Tag Archives: software

JHOVE online hack day

My venture into the Techno-Liberty blog didn’t work so well. In fact, I’m getting more views on this blog, in spite of not having posted in months, than I got on my best days on the other blog. So … I’m back.

JHOVE is still doing well too, thanks to excellent work by Carl Wilson and others at the Open Preservation Foundation. There will be an online hack day for JHOVE on April 27. The aim is to find ways to improve JHOVE by improving error reporting, collecting example files, and documenting the preservation impact of JHOVE validation issues. (I think that last one means “Why does McGath’s PDF module suck?” :)
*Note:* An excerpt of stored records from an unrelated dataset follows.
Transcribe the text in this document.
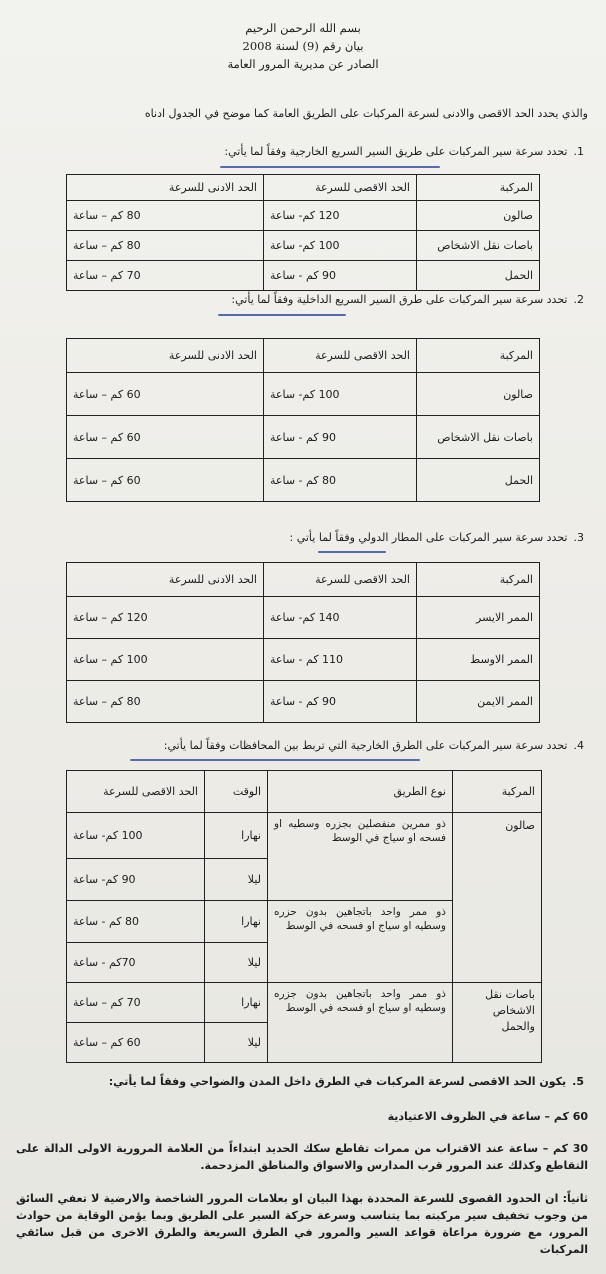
بسم الله الرحمن الرحيم
بيان رقم (9) لسنة 2008
الصادر عن مديرية المرور العامة
والذي يحدد الحد الاقصى والادنى لسرعة المركبات على الطريق العامة كما موضح في الجدول ادناه
1.تحدد سرعة سير المركبات على طريق السير السريع الخارجية وفقاً لما يأتي:
المركبة	الحد الاقصى للسرعة	الحد الادنى للسرعة
صالون	120 كم- ساعة	80 كم – ساعة
باصات نقل الاشخاص	100 كم- ساعة	80 كم – ساعة
الحمل	90 كم - ساعة	70 كم – ساعة
2.تحدد سرعة سير المركبات على طرق السير السريع الداخلية وفقاً لما يأتي:
المركبة	الحد الاقصى للسرعة	الحد الادنى للسرعة
صالون	100 كم- ساعة	60 كم – ساعة
باصات نقل الاشخاص	90 كم - ساعة	60 كم – ساعة
الحمل	80 كم - ساعة	60 كم – ساعة
3.تحدد سرعة سير المركبات على المطار الدولي وفقاً لما يأتي :
المركبة	الحد الاقصى للسرعة	الحد الادنى للسرعة
الممر الايسر	140 كم- ساعة	120 كم – ساعة
الممر الاوسط	110 كم - ساعة	100 كم – ساعة
الممر الايمن	90 كم - ساعة	80 كم – ساعة
4.تحدد سرعة سير المركبات على الطرق الخارجية التي تربط بين المحافظات وفقاً لما يأتي:
المركبة	نوع الطريق	الوقت	الحد الاقصى للسرعة
صالون	ذو ممرين منفصلين بجزره وسطيه او فسحه او سياج في الوسط	نهارا	100 كم- ساعة
		ليلا	90 كم- ساعة
	ذو ممر واحد باتجاهين بدون حزره وسطيه او سياج او فسحه في الوسط	نهارا	80 كم - ساعة
		ليلا	70كم - ساعة
باصات نقل الاشخاص والحمل	ذو ممر واحد باتجاهين بدون جزره وسطيه او سياج او فسحه في الوسط	نهارا	70 كم – ساعة
		ليلا	60 كم – ساعة
5.يكون الحد الاقصى لسرعة المركبات في الطرق داخل المدن والضواحي وفقاً لما يأتي:
60 كم – ساعة في الظروف الاعتيادية
30 كم – ساعة عند الاقتراب من ممرات تقاطع سكك الحديد ابتداءاً من العلامة المرورية الاولى الدالة على التقاطع وكذلك عند المرور قرب المدارس والاسواق والمناطق المزدحمة.
ثانياً: ان الحدود القصوى للسرعة المحددة بهذا البيان او بعلامات المرور الشاخصة والارضية لا تعفي السائق من وجوب تخفيف سير مركبته بما يتناسب وسرعة حركة السير على الطريق وبما يؤمن الوقاية من حوادث المرور، مع ضرورة مراعاة قواعد السير والمرور في الطرق السريعة والطرق الاخرى من قبل سائقي المركبات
The time listed is 8 AM-8 PM. I asked what time zone that is, and was told it means any and all, from New Zealand the long way around to Hawaii.

Last time I said I’d drop in and didn’t really manage to. This time I won’t make promises, but I’ll try to be around in some form. If nothing else, people can ask me questions about JHOVE in the comments.

A Libtiff mirror

Libtiff is still offline at remotesensing.org, but there’s a mirror of the source available on GitHub. I held off on mentioning it in this blog till Bob Friesenhahn confirmed it’s reliable.

Libtiff goes offline

The Libtiff library, which has been a reference implementation of TIFF for many years, has disappeared from the Internet. It was located at remotesensing.org, a domain whose owner apparently was willing to host it without having any close connection to the project. The domain fell into someone else’s hands, and the content changed completely, breaking all links to Libtiff material. Malice doesn’t seem to be involved; the original owner of remotesensing.org just walked away from the domain or forgot to renew it. Who owns it now is unknown, since it’s registered under a privacy shield.

Originally Libtiff was hosted on libtiff.org, but that fell into the hands of a domain owner with no interest in the project. I don’t know why. It still holds Libtiff code, but it’s many years out of date.

As I’m writing this, people on the Libtiff list are trying to figure out exactly what happened. There’s talk of trying to get libtiff.org back, though that may or may not be possible.

For the moment, there’s no primary source for Libtiff on the Web. I’ll hopefully be able to post more information later.

Link

File format analysis tools for archivists

My article on “File Format Analysis Tools for Archivists” is up on LWN.net.

JHOVE 1.14

The Open Preservation Foundation has just announced JHOVE 1.14. The numbering is a bit odd. Version 1.12 never made it to release, and they seem to have skipped 1.13 entirely.

This includes three new modules: the PNG module, which I wrote on a weekend whim, and GZIP and WARC modules adapted from JHOVE2. The UTF-8 module now supports Unicode 7.0.

The release isn’t showing up yet on the OPF website, but I expect that will happen momentarily.

It’s nice to see that the code which I started working on over a decade ago is still alive and useful. Congratulations and thanks to Carl Wilson, who’s now its principal maintainer!

Designing to the demo is a mistake

A lot of software design clearly aims not at providing the best experience to the user, but at providing the most impressive demo. Apple does this all the time, or at least that’s the only explanation I can think of for their design decisions. Getting people to applaud in amazement doesn’t get loyal customers if the product is terrible in everyday use, though.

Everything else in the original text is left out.